7. Surrogate Mother. Owners of competition mares often use surrogate mothers so the the mares can go on competing. This is what happens. The fertilized egg or embryo is removed from the mare seven days after insemination and transferred to a surrogate mother which carries the foal until birth. The Thoroughbred industry forbids artificial insemination or embryo transfer.

8.Pre-Stud Check. Get your vet to make a pre-stud check if this is your mare’s first time breeding. Plan well in advance of the spring breeding season. You will need to supply the stud with a vaccination certificate for flu and tetanus and proof she is free from infectious diseases, like Equine Herpes, Equine Viral Arteritis and Contagious Equine Metritis. As mares tend to live out at stud make sure yours is roughed off before you take her to stud. Some studs may also ask you to remove the hind shoes.

9. No Results No Fee. Find out from the stud what terms they offer if there is no foal by October 1st.A full or partial refund of the stud fee is one option used, the other no foal, free return whereby you are offered a free covering with the same stallion the next year. In both cases you will be expected to provide a vet’s certificate to prove the mare isn’t in foal.

The Workload for Mares

Before the town and cities grew to dominate our environment, agricultural communities relied on the working horse for a whole range of activities. A break from work to give birth to a foal was seen as an expensive luxury and the foal could be seen trailing behind its mother in the fields.

Carry on the Same as Usual Prior to Foaling.

The advice for horses is carry on as usual prior to foaling until the body tells you otherwise. The foal is a relatively small burden until the final stages of pregnancy. When the mare starts to develop the characteristic dropped belly and swinging movement she is ready to slow down.

Before they were domesticated and in the wild horses experienced a long steady low impact type of activity with no aerobic exertion like galloping or high impact activity like jumping. So don’t put to much stress on your in-foal mare. The mare’s centre of gravity shifts backwards to the rear of the body and more strain is placed on the body as the mare grows in weight. Additional stress is placed on joints, ligaments and tendons so increasing the risk of injury.

In the final week before foaling the mare’s pelvic ligaments start to relax in preparation for the birth. At this point she is prone to injury and not suitable for riding.

1. After Birth. A return to gentle activity after the foal is born is advised provided both mother and foal are in good health and they should be turned out for as long as possible if the weather is suitable. Many mares lose condition quickly if they are not fed and cared for appropriately. Lactating takes a lot out of a mare. If she is coping well you can work a mare but allow her to remain in sight of her un-weaned foal so that the foal avoids upset or risk of an injury. Getting your mare gently back into shape should be preceded by a check up of her back and pelvis which have undergone a lot of strain during pregnancy.

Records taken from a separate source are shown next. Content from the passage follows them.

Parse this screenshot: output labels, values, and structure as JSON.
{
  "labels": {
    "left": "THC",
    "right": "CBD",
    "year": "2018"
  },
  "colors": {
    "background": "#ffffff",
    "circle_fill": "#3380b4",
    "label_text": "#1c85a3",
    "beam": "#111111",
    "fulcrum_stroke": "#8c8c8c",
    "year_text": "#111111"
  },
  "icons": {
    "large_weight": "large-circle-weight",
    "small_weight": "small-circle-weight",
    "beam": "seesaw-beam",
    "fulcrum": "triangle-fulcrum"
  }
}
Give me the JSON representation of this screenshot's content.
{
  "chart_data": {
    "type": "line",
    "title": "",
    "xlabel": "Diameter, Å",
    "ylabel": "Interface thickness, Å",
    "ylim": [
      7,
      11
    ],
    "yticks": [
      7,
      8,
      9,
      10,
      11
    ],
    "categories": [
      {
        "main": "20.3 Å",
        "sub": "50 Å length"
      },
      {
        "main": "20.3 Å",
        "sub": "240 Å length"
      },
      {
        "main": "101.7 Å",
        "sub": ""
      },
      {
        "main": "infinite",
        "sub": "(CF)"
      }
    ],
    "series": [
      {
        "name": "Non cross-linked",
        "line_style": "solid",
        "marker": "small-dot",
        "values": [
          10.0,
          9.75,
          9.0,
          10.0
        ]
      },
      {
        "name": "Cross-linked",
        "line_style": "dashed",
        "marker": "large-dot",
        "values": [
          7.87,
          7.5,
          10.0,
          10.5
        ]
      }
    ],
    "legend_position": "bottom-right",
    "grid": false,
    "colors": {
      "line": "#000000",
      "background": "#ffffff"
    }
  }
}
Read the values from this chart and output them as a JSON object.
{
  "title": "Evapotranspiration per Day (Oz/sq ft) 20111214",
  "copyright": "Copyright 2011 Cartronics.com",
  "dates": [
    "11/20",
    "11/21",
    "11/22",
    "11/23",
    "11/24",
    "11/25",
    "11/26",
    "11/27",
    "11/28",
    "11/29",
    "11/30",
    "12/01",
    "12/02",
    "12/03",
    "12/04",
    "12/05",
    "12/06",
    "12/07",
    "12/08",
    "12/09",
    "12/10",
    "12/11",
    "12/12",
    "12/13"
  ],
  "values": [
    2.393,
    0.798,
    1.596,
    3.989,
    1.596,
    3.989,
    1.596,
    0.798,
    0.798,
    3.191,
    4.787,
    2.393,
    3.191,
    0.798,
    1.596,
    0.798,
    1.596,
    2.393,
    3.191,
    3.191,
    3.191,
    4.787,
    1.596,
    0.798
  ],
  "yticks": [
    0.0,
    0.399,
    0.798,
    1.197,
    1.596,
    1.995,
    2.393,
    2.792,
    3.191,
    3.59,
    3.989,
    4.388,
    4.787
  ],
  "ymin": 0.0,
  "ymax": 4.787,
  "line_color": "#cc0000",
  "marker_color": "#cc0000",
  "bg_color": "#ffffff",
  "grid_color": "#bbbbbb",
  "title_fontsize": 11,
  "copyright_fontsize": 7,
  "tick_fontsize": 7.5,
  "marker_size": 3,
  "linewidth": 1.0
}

2. Food & Nutrition. Avoid feeding your mare a nutritionally rich feed as soon as she becomes pregnant. Broodmares require very little extra until the last three months before foaling. If a mare gets too fat she may be at risk of getting laminitis. Stud feeds are nutritionally balanced for both your mare and her foal until weaning.

Cutting back on stud feed because your mare is overweight may induce a vitamin or mineral deficiency in both the mare and her foal unless remedied by the addition of a suitable supplement. In most cases it’s a good idea to keep the hard feed going until weaning. Thoroughbred foals can gain up to 1kg of body weight everyday. Providing the necessary milk takes it out of a mare. However, the requirements of native ponies is a lot less. After weaning the mare may return to her normal diet.